Perhaps most remarkably, some women with complete spinal cord injuries can still experience orgasm. This is possible because the vagus nerve, which connects the cervix and uterus to the brain, bypasses the spinal cord entirely. This finding reshaped scientific understanding of orgasm, showing it isn’t solely dependent on the pathways most people assume.
Health Effects of Orgasms
Regular orgasms carry measurable health benefits beyond the immediate pleasure. The endorphins released during sex act as the body’s natural painkillers, and research has found that sex can reduce the severity of migraines and headaches rather than worsen them. People who have sex one to two times per week show higher levels of immunoglobulin A in their saliva, an antibody that helps defend against illness, including human papillomavirus (HPV).
The stress-reduction effect is also well documented.

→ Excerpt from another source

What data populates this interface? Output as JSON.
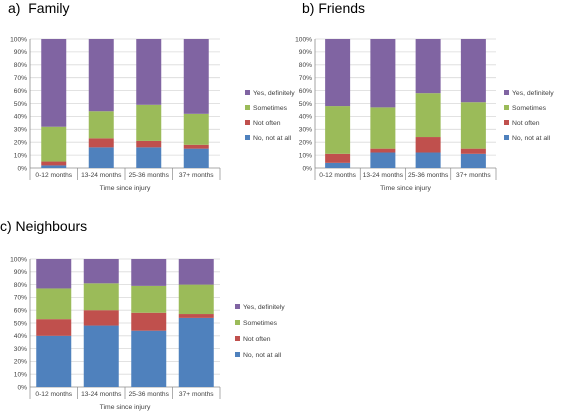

Because orgasm triggers dopamine and oxytocin while suppressing cortisol, it can lower anxiety, improve mood, and promote better sleep. These aren’t just subjective feelings. They reflect real hormonal shifts that influence immune function, cardiovascular health, and emotional regulation over time.
Why Orgasms Exist at All
The evolutionary purpose of the male orgasm is straightforward: it accompanies ejaculation, which is necessary for reproduction. The female orgasm is more puzzling, since it isn’t required for conception in humans. Researchers at Yale and the University of Cincinnati have proposed that the female orgasm is an evolutionary holdover from an older reproductive system. In animals like rabbits, cats, and ferrets, the clitoris sits inside the reproductive tract, and the hormonal surge triggered by mating directly causes ovulation. Humans release the same hormones during orgasm, but ovulation happens on its own cycle, independent of sexual activity.
Over evolutionary time, as spontaneous ovulation developed, the clitoris migrated to its current external position and the orgasmic reflex lost its reproductive function. But the neural and hormonal wiring persisted. In this view, the female orgasm is essentially a biological inheritance, a response that once served a critical purpose and remained because there was no evolutionary pressure to eliminate it.